Another place lawmakers and Doyle could look to help close the budget gap is previously approved tax cuts or credits that take effect in the next budget. Doyle budget director Dave Schmiedicke said Wednesday that those cuts and credits total $488 million over two years.

But the governor might find it difficult to delay or do away with those, given that he championed many of them, including $70 million in deductions on health insurance premiums and $150 million in property tax credits to homeowners and businesses.

Doyle and Democratic leaders like Senate Majority Leader Russ Decker, D-Weston, have made clear that they'll seek a $416 million hospital tax that is estimated to bring in $413 million in additional federal money, as well as a nearly $393 million tax on oil companies.

Senate Democrats and Decker have also sought to change rules that allow companies to avoid state taxes by sheltering income in out-of-state subsidiaries. Doyle has so far declined to sign onto that proposal.
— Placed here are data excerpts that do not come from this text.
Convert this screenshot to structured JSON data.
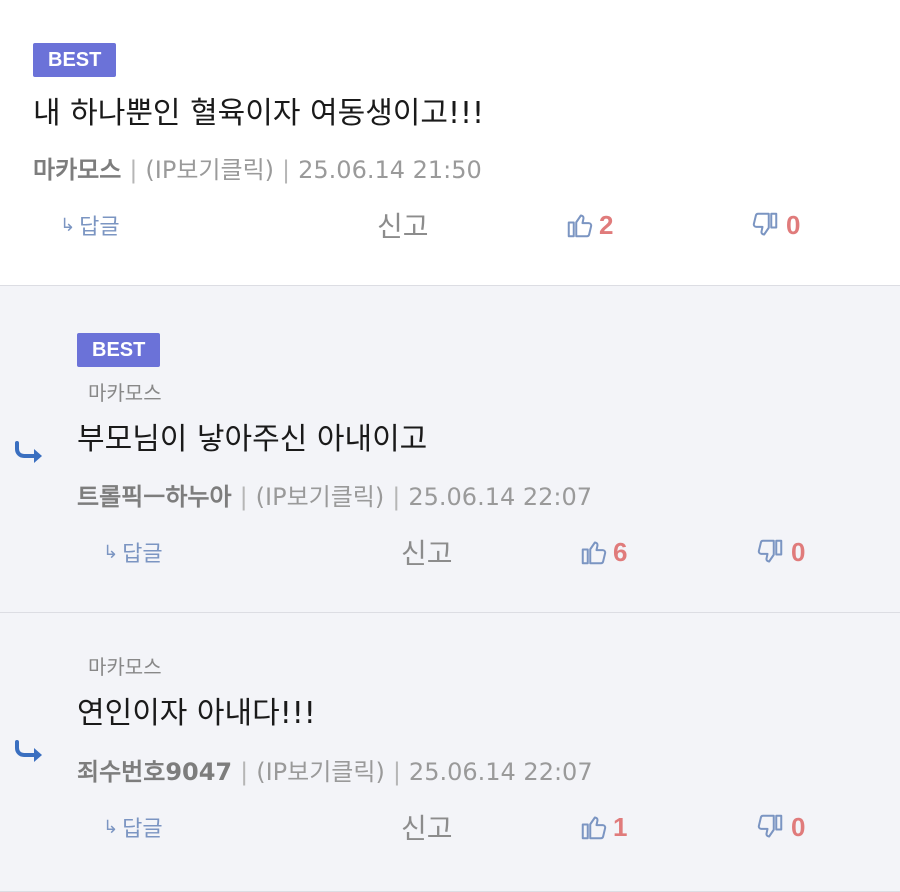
{
  "comments": [
    {
      "best_label": "BEST",
      "text": "내 하나뿐인 혈육이자 여동생이고!!!",
      "author": "마카모스",
      "ip_label": "(IP보기클릭)",
      "datetime": "25.06.14 21:50",
      "reply_label": "답글",
      "reply_arrow": "↳",
      "report_label": "신고",
      "likes": "2",
      "dislikes": "0"
    },
    {
      "best_label": "BEST",
      "mention": "마카모스",
      "text": "부모님이 낳아주신 아내이고",
      "author": "트롤픽ㅡ하누아",
      "ip_label": "(IP보기클릭)",
      "datetime": "25.06.14 22:07",
      "reply_label": "답글",
      "reply_arrow": "↳",
      "report_label": "신고",
      "likes": "6",
      "dislikes": "0"
    },
    {
      "mention": "마카모스",
      "text": "연인이자 아내다!!!",
      "author": "죄수번호9047",
      "ip_label": "(IP보기클릭)",
      "datetime": "25.06.14 22:07",
      "reply_label": "답글",
      "reply_arrow": "↳",
      "report_label": "신고",
      "likes": "1",
      "dislikes": "0"
    }
  ],
  "colors": {
    "best_badge": "#6b72d8",
    "reply_background": "#f3f4f8",
    "count": "#e07b7b",
    "icon": "#7b95c2",
    "reply_indicator": "#3a6fc0"
  },
  "icons": {
    "like": "thumbs-up-icon",
    "dislike": "thumbs-down-icon",
    "reply_indicator": "reply-arrow-icon"
  }
}
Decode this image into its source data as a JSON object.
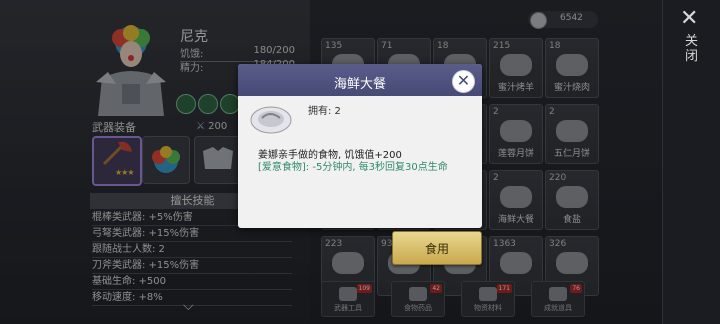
{
  "hero": {
    "name": "尼克",
    "hunger_label": "饥饿:",
    "hunger_value": "180/200",
    "energy_label": "精力:",
    "energy_value": "184/200",
    "weapon_section": "武器装备",
    "attack_value": "200",
    "skills_title": "擅长技能",
    "skills": [
      "棍棒类武器: +5%伤害",
      "弓弩类武器: +15%伤害",
      "跟随战士人数: 2",
      "刀斧类武器: +15%伤害",
      "基础生命: +500",
      "移动速度: +8%"
    ]
  },
  "currency": {
    "amount": "6542",
    "icon": "silver-coin-icon"
  },
  "inventory": {
    "items": [
      {
        "count": "135",
        "name": ""
      },
      {
        "count": "71",
        "name": ""
      },
      {
        "count": "18",
        "name": ""
      },
      {
        "count": "215",
        "name": "蜜汁烤羊"
      },
      {
        "count": "18",
        "name": "蜜汁烧肉"
      },
      {
        "count": "",
        "name": ""
      },
      {
        "count": "",
        "name": ""
      },
      {
        "count": "",
        "name": ""
      },
      {
        "count": "2",
        "name": "莲蓉月饼"
      },
      {
        "count": "2",
        "name": "五仁月饼"
      },
      {
        "count": "",
        "name": "草莓"
      },
      {
        "count": "",
        "name": "水果沙拉"
      },
      {
        "count": "",
        "name": ""
      },
      {
        "count": "2",
        "name": "海鲜大餐"
      },
      {
        "count": "220",
        "name": "食盐"
      },
      {
        "count": "223",
        "name": ""
      },
      {
        "count": "93",
        "name": ""
      },
      {
        "count": "",
        "name": ""
      },
      {
        "count": "1363",
        "name": ""
      },
      {
        "count": "326",
        "name": ""
      }
    ],
    "tabs": [
      {
        "label": "武器工具",
        "badge": "109"
      },
      {
        "label": "食物药品",
        "badge": "42"
      },
      {
        "label": "物资材料",
        "badge": "171"
      },
      {
        "label": "成就道具",
        "badge": "76"
      }
    ]
  },
  "side_panel": {
    "close_label": "关闭"
  },
  "dialog": {
    "title": "海鲜大餐",
    "owned_text": "拥有: 2",
    "description": "姜娜亲手做的食物, 饥饿值+200",
    "effect": "[爱意食物]: -5分钟内, 每3秒回复30点生命",
    "use_label": "食用"
  },
  "colors": {
    "dialog_header": "#4f5280",
    "effect_text": "#2f8b6a",
    "use_button": "#d8bf6a",
    "badge": "#b32c2c"
  }
}
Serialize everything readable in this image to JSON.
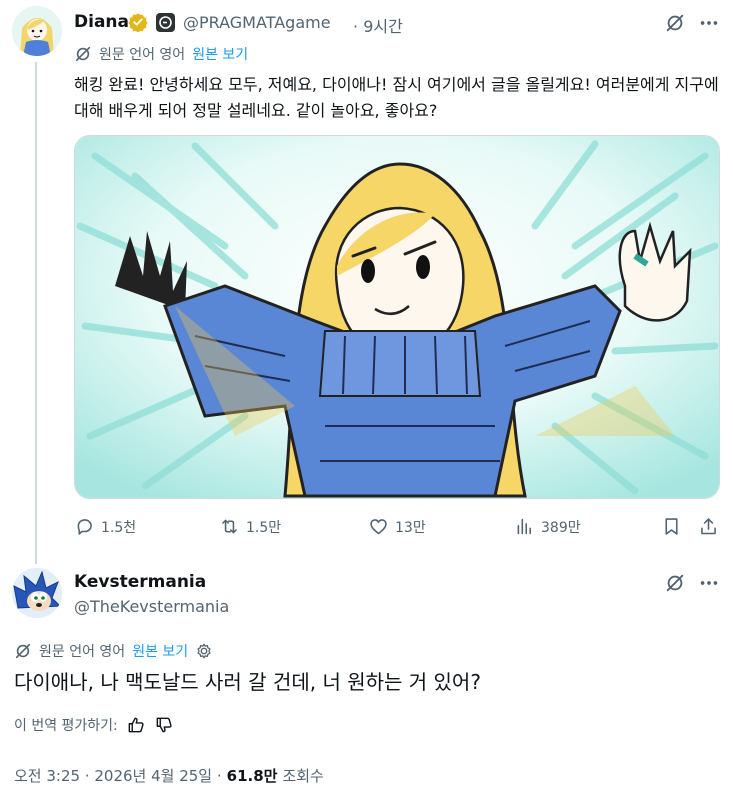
{
  "tweet": {
    "author_name": "Diana",
    "handle": "@PRAGMATAgame",
    "separator": "·",
    "time_ago": "9시간",
    "translation_note": "원문 언어 영어",
    "show_original": "원본 보기",
    "text": "해킹 완료! 안녕하세요 모두, 저예요, 다이애나! 잠시 여기에서 글을 올릴게요! 여러분에게 지구에 대해 배우게 되어 정말 설레네요. 같이 놀아요, 좋아요?",
    "stats": {
      "replies": "1.5천",
      "reposts": "1.5만",
      "likes": "13만",
      "views": "389만"
    }
  },
  "reply": {
    "author_name": "Kevstermania",
    "handle": "@TheKevstermania",
    "translation_note": "원문 언어 영어",
    "show_original": "원본 보기",
    "text": "다이애나, 나 맥도날드 사러 갈 건데, 너 원하는 거 있어?",
    "rate_translation": "이 번역 평가하기:",
    "timestamp": "오전 3:25 · 2026년 4월 25일 ·",
    "view_count": "61.8만",
    "view_label": "조회수"
  },
  "colors": {
    "accent": "#1d9bf0",
    "muted": "#536471",
    "verified_gold": "#e2b719"
  },
  "icons": [
    "verified-gold-icon",
    "affiliate-badge-icon",
    "grok-icon",
    "more-icon",
    "translate-icon",
    "reply-icon",
    "repost-icon",
    "like-icon",
    "views-icon",
    "bookmark-icon",
    "share-icon",
    "thumbs-up-icon",
    "thumbs-down-icon",
    "gear-icon"
  ]
}
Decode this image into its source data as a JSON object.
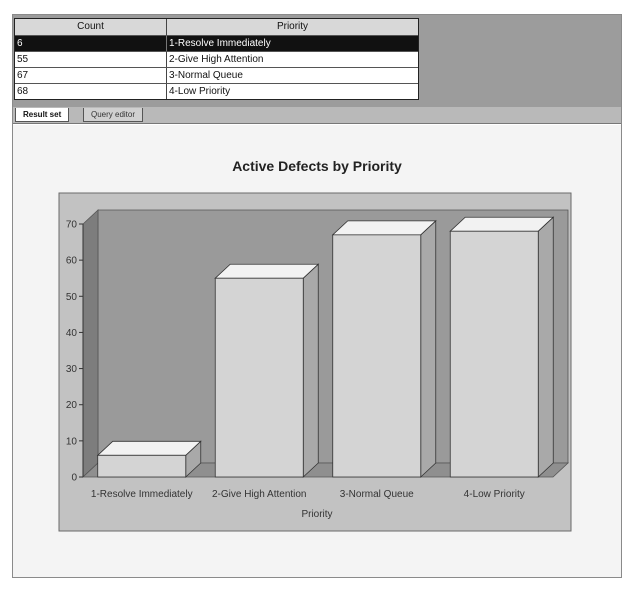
{
  "grid": {
    "columns": [
      "Count",
      "Priority"
    ],
    "rows": [
      {
        "count": "6",
        "priority": "1-Resolve Immediately"
      },
      {
        "count": "55",
        "priority": "2-Give High Attention"
      },
      {
        "count": "67",
        "priority": "3-Normal Queue"
      },
      {
        "count": "68",
        "priority": "4-Low Priority"
      }
    ],
    "selected_row": 0
  },
  "tabs": {
    "result": "Result set",
    "query": "Query editor"
  },
  "chart_data": {
    "type": "bar",
    "title": "Active Defects by Priority",
    "xlabel": "Priority",
    "ylabel": "",
    "categories": [
      "1-Resolve Immediately",
      "2-Give High Attention",
      "3-Normal Queue",
      "4-Low Priority"
    ],
    "values": [
      6,
      55,
      67,
      68
    ],
    "ylim": [
      0,
      70
    ],
    "yticks": [
      0,
      10,
      20,
      30,
      40,
      50,
      60,
      70
    ],
    "style": "3d",
    "legend": "none",
    "colors": {
      "wall": "#9a9a9a",
      "floor": "#8f8f8f",
      "bar_front": "#d4d4d4",
      "bar_top": "#f2f2f2",
      "bar_side": "#a9a9a9",
      "plot_panel": "#c2c2c2"
    }
  }
}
Doyle's Department of Revenue has already proposed a rewrite of state sales tax rules, supported in the past by Democratic lawmakers, that would bring in $46.5 million more over two years. Jauch said lawmakers should go a step further and look at getting rid of state sales tax exemptions that range from an exemption for live game birds and shooting-range clay pigeons, worth $200,000, and for barber shops and nail salons, which excluded $28 million from the sales tax.

For some perspective

How big is the state's projected $5 billion budget shortfall over the next two and a half years? It would take cutting most of the $6.3 billion the state expects to commit to schools this year — the state budget's biggest ticket item — to make up the expected deficit.